Tornò a ammirare i fiori illuminati a tratti dal delicato sole primaverile. Era un luogo carico di poesia e serenità, il luogo in cui avrebbe voluto trascorrere tutta la vita. “Forse potrò chiedere che le mie ceneri vengano sepolte qui…” un pensiero fugace che solo anni dopo divenne una volontà, una certezza.
Qualcuno cominciò a declamare poesie. Versi inebrianti ricchi di significati nascosti, di echi concentrici. Il richiamo alle stagioni e alla vita era il filo conduttore di ogni parola e tutti rimasero estasiati a ascoltare.
Il vento caldo cullava il ritmo delle poesie come una musica inudibile, ma concreta, reale. Era il miglior tempo che avrebbero mai vissuto.
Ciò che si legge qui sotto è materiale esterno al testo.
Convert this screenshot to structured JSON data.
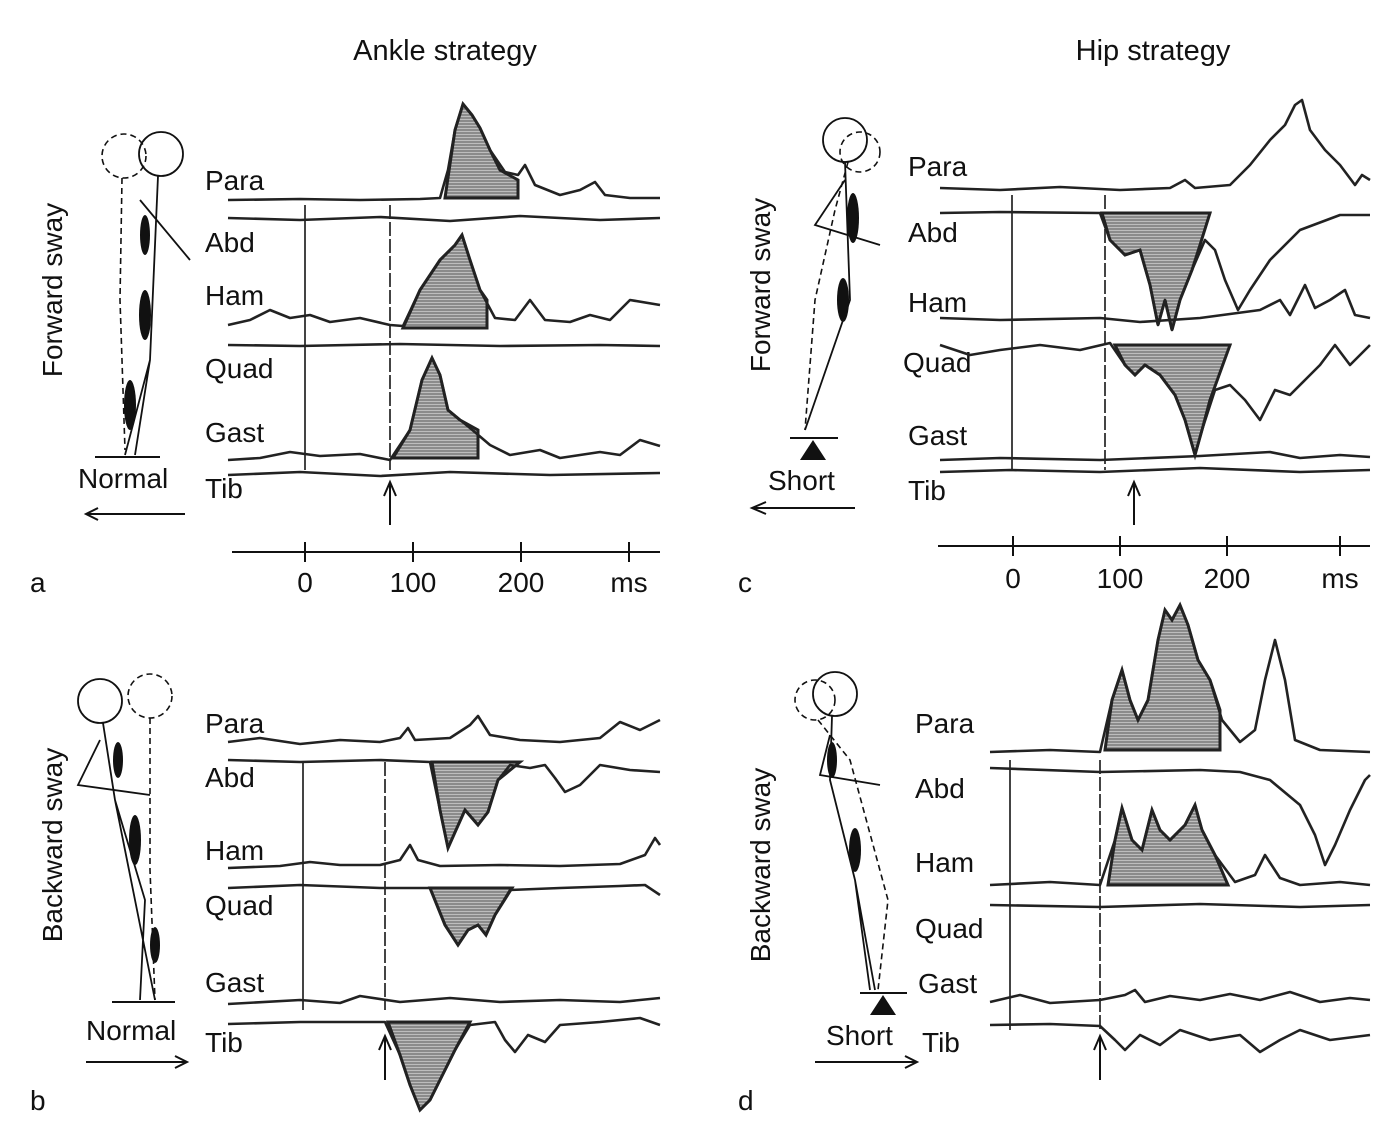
{
  "titles": {
    "ankle": "Ankle strategy",
    "hip": "Hip strategy"
  },
  "panels": {
    "a": {
      "letter": "a",
      "sway": "Forward sway",
      "surface": "Normal",
      "muscles": [
        "Para",
        "Abd",
        "Ham",
        "Quad",
        "Gast",
        "Tib"
      ]
    },
    "b": {
      "letter": "b",
      "sway": "Backward sway",
      "surface": "Normal",
      "muscles": [
        "Para",
        "Abd",
        "Ham",
        "Quad",
        "Gast",
        "Tib"
      ]
    },
    "c": {
      "letter": "c",
      "sway": "Forward sway",
      "surface": "Short",
      "muscles": [
        "Para",
        "Abd",
        "Ham",
        "Quad",
        "Gast",
        "Tib"
      ]
    },
    "d": {
      "letter": "d",
      "sway": "Backward sway",
      "surface": "Short",
      "muscles": [
        "Para",
        "Abd",
        "Ham",
        "Quad",
        "Gast",
        "Tib"
      ]
    }
  },
  "time_axis": {
    "ticks": [
      "0",
      "100",
      "200"
    ],
    "unit": "ms"
  },
  "colors": {
    "ink": "#111111",
    "shade": "#888888"
  }
}
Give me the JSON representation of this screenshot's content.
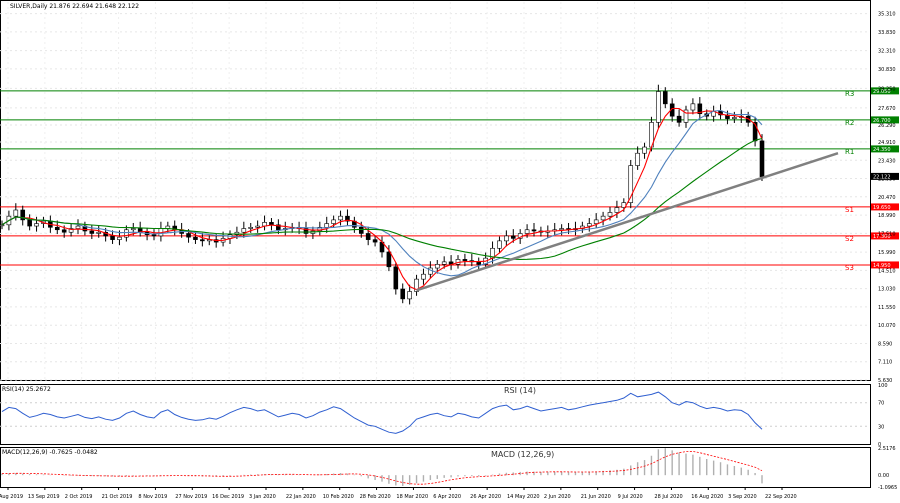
{
  "header": {
    "symbol_line": "SILVER,Daily  21.876 22.694 21.648 22.122"
  },
  "chart_data": [
    {
      "type": "candlestick",
      "panel": "price",
      "ylim": [
        5.63,
        36.25
      ],
      "y_ticks": [
        "35.310",
        "33.830",
        "32.310",
        "30.830",
        "29.250",
        "27.670",
        "26.290",
        "24.910",
        "23.430",
        "21.950",
        "20.470",
        "18.990",
        "17.510",
        "15.990",
        "14.510",
        "13.030",
        "11.550",
        "10.070",
        "8.590",
        "7.110",
        "5.630"
      ],
      "x_ticks": [
        "26 Aug 2019",
        "13 Sep 2019",
        "2 Oct 2019",
        "21 Oct 2019",
        "8 Nov 2019",
        "27 Nov 2019",
        "16 Dec 2019",
        "3 Jan 2020",
        "22 Jan 2020",
        "10 Feb 2020",
        "28 Feb 2020",
        "18 Mar 2020",
        "6 Apr 2020",
        "26 Apr 2020",
        "14 May 2020",
        "2 Jun 2020",
        "21 Jun 2020",
        "9 Jul 2020",
        "28 Jul 2020",
        "16 Aug 2020",
        "3 Sep 2020",
        "22 Sep 2020"
      ],
      "last_price": "22.122",
      "levels": [
        {
          "name": "R3",
          "value": 29.05,
          "label": "29.050",
          "color": "#008000"
        },
        {
          "name": "R2",
          "value": 26.7,
          "label": "26.700",
          "color": "#008000"
        },
        {
          "name": "R1",
          "value": 24.35,
          "label": "24.350",
          "color": "#008000"
        },
        {
          "name": "S1",
          "value": 19.65,
          "label": "19.650",
          "color": "#ff0000"
        },
        {
          "name": "S2",
          "value": 17.3,
          "label": "17.300",
          "color": "#ff0000"
        },
        {
          "name": "S3",
          "value": 14.95,
          "label": "14.950",
          "color": "#ff0000"
        }
      ],
      "candles": [
        18.2,
        18.9,
        19.4,
        18.6,
        18.1,
        18.3,
        18.5,
        18.0,
        17.8,
        17.6,
        17.9,
        18.1,
        17.7,
        17.5,
        17.6,
        17.3,
        17.0,
        17.2,
        17.8,
        17.9,
        17.6,
        17.4,
        17.3,
        17.9,
        18.1,
        17.8,
        17.5,
        17.2,
        17.0,
        16.9,
        17.0,
        16.8,
        17.1,
        17.4,
        17.6,
        17.9,
        18.0,
        18.1,
        18.4,
        18.2,
        17.8,
        17.9,
        18.0,
        17.9,
        17.5,
        17.7,
        18.0,
        18.3,
        18.6,
        18.9,
        18.5,
        18.0,
        17.5,
        17.0,
        16.8,
        16.0,
        14.8,
        13.0,
        12.2,
        12.8,
        13.8,
        14.2,
        14.7,
        15.0,
        15.2,
        15.0,
        15.4,
        15.3,
        15.2,
        15.0,
        15.5,
        16.3,
        16.9,
        17.3,
        17.1,
        17.5,
        17.8,
        17.7,
        17.6,
        17.7,
        17.8,
        17.9,
        17.8,
        17.9,
        18.1,
        18.3,
        18.6,
        18.9,
        19.2,
        19.6,
        20.0,
        23.0,
        24.0,
        24.5,
        26.5,
        29.0,
        28.0,
        27.0,
        26.5,
        27.5,
        28.0,
        27.2,
        27.0,
        27.4,
        27.1,
        26.8,
        26.9,
        27.0,
        26.5,
        25.0,
        22.1
      ],
      "series": [
        {
          "name": "MA fast",
          "color": "#ff0000"
        },
        {
          "name": "MA medium",
          "color": "#4f81bd"
        },
        {
          "name": "MA slow",
          "color": "#008000"
        }
      ],
      "trendline": {
        "color": "#808080"
      }
    },
    {
      "type": "line",
      "panel": "rsi",
      "header": "RSI(14) 25.2672",
      "title": "RSI (14)",
      "ylim": [
        0,
        100
      ],
      "y_ticks": [
        "100",
        "70",
        "30",
        "0"
      ],
      "values": [
        55,
        62,
        60,
        52,
        45,
        48,
        52,
        50,
        46,
        44,
        47,
        50,
        45,
        43,
        46,
        42,
        40,
        44,
        52,
        56,
        50,
        46,
        44,
        54,
        58,
        50,
        45,
        42,
        40,
        41,
        44,
        42,
        47,
        53,
        58,
        62,
        60,
        56,
        58,
        52,
        46,
        49,
        52,
        50,
        44,
        48,
        54,
        58,
        63,
        60,
        52,
        44,
        38,
        32,
        30,
        25,
        20,
        18,
        22,
        30,
        42,
        46,
        50,
        52,
        48,
        46,
        52,
        50,
        46,
        44,
        52,
        60,
        64,
        66,
        58,
        60,
        64,
        60,
        56,
        58,
        60,
        62,
        58,
        60,
        63,
        66,
        68,
        70,
        72,
        74,
        78,
        86,
        80,
        82,
        84,
        88,
        80,
        70,
        66,
        72,
        70,
        64,
        60,
        62,
        60,
        56,
        58,
        57,
        50,
        36,
        25
      ]
    },
    {
      "type": "bar",
      "panel": "macd",
      "header": "MACD(12,26,9) -0.7625 -0.0482",
      "title": "MACD (12,26,9)",
      "y_ticks": [
        "2.5176",
        "0.00",
        "-1.0965"
      ],
      "values": [
        0.15,
        0.18,
        0.2,
        0.15,
        0.1,
        0.08,
        0.06,
        0.03,
        0.0,
        -0.03,
        -0.05,
        -0.05,
        -0.06,
        -0.08,
        -0.08,
        -0.1,
        -0.12,
        -0.12,
        -0.08,
        -0.05,
        -0.05,
        -0.06,
        -0.08,
        -0.04,
        0.0,
        -0.02,
        -0.05,
        -0.08,
        -0.1,
        -0.12,
        -0.12,
        -0.13,
        -0.1,
        -0.06,
        -0.02,
        0.03,
        0.06,
        0.08,
        0.1,
        0.1,
        0.07,
        0.06,
        0.05,
        0.04,
        0.0,
        0.0,
        0.05,
        0.1,
        0.15,
        0.2,
        0.15,
        0.05,
        -0.1,
        -0.3,
        -0.45,
        -0.6,
        -0.8,
        -0.95,
        -1.0,
        -0.9,
        -0.75,
        -0.6,
        -0.45,
        -0.35,
        -0.25,
        -0.2,
        -0.12,
        -0.1,
        -0.08,
        -0.1,
        -0.05,
        0.05,
        0.15,
        0.22,
        0.25,
        0.3,
        0.33,
        0.32,
        0.3,
        0.3,
        0.3,
        0.3,
        0.28,
        0.28,
        0.3,
        0.32,
        0.35,
        0.4,
        0.45,
        0.5,
        0.6,
        0.9,
        1.2,
        1.4,
        1.8,
        2.4,
        2.5,
        2.3,
        2.1,
        2.0,
        1.9,
        1.7,
        1.5,
        1.35,
        1.2,
        1.0,
        0.85,
        0.7,
        0.5,
        0.2,
        -0.76
      ],
      "signal_color": "#ff0000"
    }
  ]
}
“Sono un’ombra, la sua ombra, fra i ciliegi in fiore, fra i petali caduti, fra le dame, fra i soldati in guerra, fra i caduti in battaglia. Sempre al suo fianco, ombra e null’altro. Mu, per sempre”.

Come è nata l’idea di questo libro?
Pratico presso la storica SKL Scuola Kendo Lucca e ho preso ispirazione dagli insegnamenti del mio maestro Maurizio Lipparelli, Kaijin è una summa di quanto appreso praticando Kendo.
Quanto è stato difficile portarlo a termine?
Ho impiegato quattro anni per riuscire a evitare gli anacronismi più smaccati e per documentarmi come si deve per un romanzo di ambientazione storica. Il periodo Kamakura è poco studiato in Italia, non è stato facile. Inoltre ho composto diverse poesie che troverete sempre nel testo.
Quali sono i tuoi autori di riferimento?
In generale Mark Twain e Oscar Wilde, ma per i romanzi di ambientazione nipponica sicuramente Mishima.
Dove vivi e dove hai vissuto in passato?
Al momento sto attendendo di trasferirmi a Lucca, ma sono figlia di un maresciallo della Marina Militare e ho vissuto un po’ ovunque in questa grande e bellissima Italia.
Dal punto di vista letterario, quali sono i tuoi progetti per il futuro?
Sto scrivendo il seguito di Kaijin, ma si tratterà di uno spin-off sulla concubina Himitshuei. Essendo una scrittrice multi genere ho molti progetti da portare a compimento, a volte desidererei avere una giornata di 48 h visto che oltre al Kendo recito in alcune compagnie teatrali amatoriali, sono articolista per alcuni blog e anche curatrice di alcune antologie. Inoltre sto organizzando una serie di incontri poetici nei pressi di Bologna. Una vita super impegnata, ma cerco di fare del mio meglio.